Invasive Species Compendium

Detailed coverage of invasive species threatening livelihoods and the environment worldwide

Abstract

Population structure and dynamics, breeding activity and phenology of the blue-sided treefrog (Agalychnis annae).

Abstract

Agalychnis annae is a species endemic to Costa Rica and Panama with populations shrinking or disappearing from several locations. We studied the reproduction of a relict population of A. annae in a 1,300 m2 natural pond in Costa Rica during 2007-2008. We marked adults with a visible implant alphanumeric tag injected in the thigh. We measured reproductive effort considering calling males per night and per hour, number of pairs in amplexus, and number of egg masses.
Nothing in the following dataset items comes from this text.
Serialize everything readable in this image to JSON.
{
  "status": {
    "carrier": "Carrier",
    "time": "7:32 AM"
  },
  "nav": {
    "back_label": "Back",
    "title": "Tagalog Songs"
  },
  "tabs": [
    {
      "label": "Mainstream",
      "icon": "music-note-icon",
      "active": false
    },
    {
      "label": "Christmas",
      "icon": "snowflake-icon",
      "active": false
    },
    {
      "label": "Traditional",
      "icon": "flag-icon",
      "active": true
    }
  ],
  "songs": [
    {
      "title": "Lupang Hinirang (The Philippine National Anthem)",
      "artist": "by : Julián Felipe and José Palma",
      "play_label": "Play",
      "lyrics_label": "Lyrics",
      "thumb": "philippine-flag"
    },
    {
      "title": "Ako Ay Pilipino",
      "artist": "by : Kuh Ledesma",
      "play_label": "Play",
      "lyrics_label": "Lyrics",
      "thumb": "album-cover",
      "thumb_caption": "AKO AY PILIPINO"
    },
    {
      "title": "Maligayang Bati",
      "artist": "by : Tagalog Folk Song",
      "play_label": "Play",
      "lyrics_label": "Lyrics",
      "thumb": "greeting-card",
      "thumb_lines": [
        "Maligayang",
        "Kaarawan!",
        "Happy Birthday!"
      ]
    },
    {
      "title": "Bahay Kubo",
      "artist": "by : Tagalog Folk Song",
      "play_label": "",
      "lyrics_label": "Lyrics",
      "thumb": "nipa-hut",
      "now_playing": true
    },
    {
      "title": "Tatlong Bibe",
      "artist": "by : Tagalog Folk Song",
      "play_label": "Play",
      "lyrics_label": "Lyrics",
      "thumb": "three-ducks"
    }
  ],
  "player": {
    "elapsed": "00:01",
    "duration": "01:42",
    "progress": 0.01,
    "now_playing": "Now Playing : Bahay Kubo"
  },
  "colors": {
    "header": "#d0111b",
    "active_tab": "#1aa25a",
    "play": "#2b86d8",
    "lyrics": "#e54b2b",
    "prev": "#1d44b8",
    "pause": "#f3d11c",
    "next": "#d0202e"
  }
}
We summed 366 individual observations: 57% juveniles, 39% adult males, and 4% adult females. Average snout-vent length was 29 mm (juveniles), 63 mm (males), and 78 mm (females). Sex ratio (males:females) was 4.85:1, while operational sex ratio varied between one and six males per female when both sexes were present at the pond. Maximum estimated census population size varied between 27 and 59 individuals, with a Ne = 43.11. Calling activity occurred mostly from 1800-2000 h, and we counted 65 egg masses. Number of adults and calling males were positively correlated with accumulated rainfall and average temperature. Number of egg masses was positively correlated with the number of adults, accumulated rainfall, and average temperature. The causes of the long-term population decline must be identified to conserve A. annae and similar species, as well as establishing long-term monitoring programs. Required conservation actions include translocation individuals from risky areas, creation of artificial ponds to increase ecological connectivity, elimination of introduced species, particularly in small habitat remnants, and establishment of ex situ conservation programs.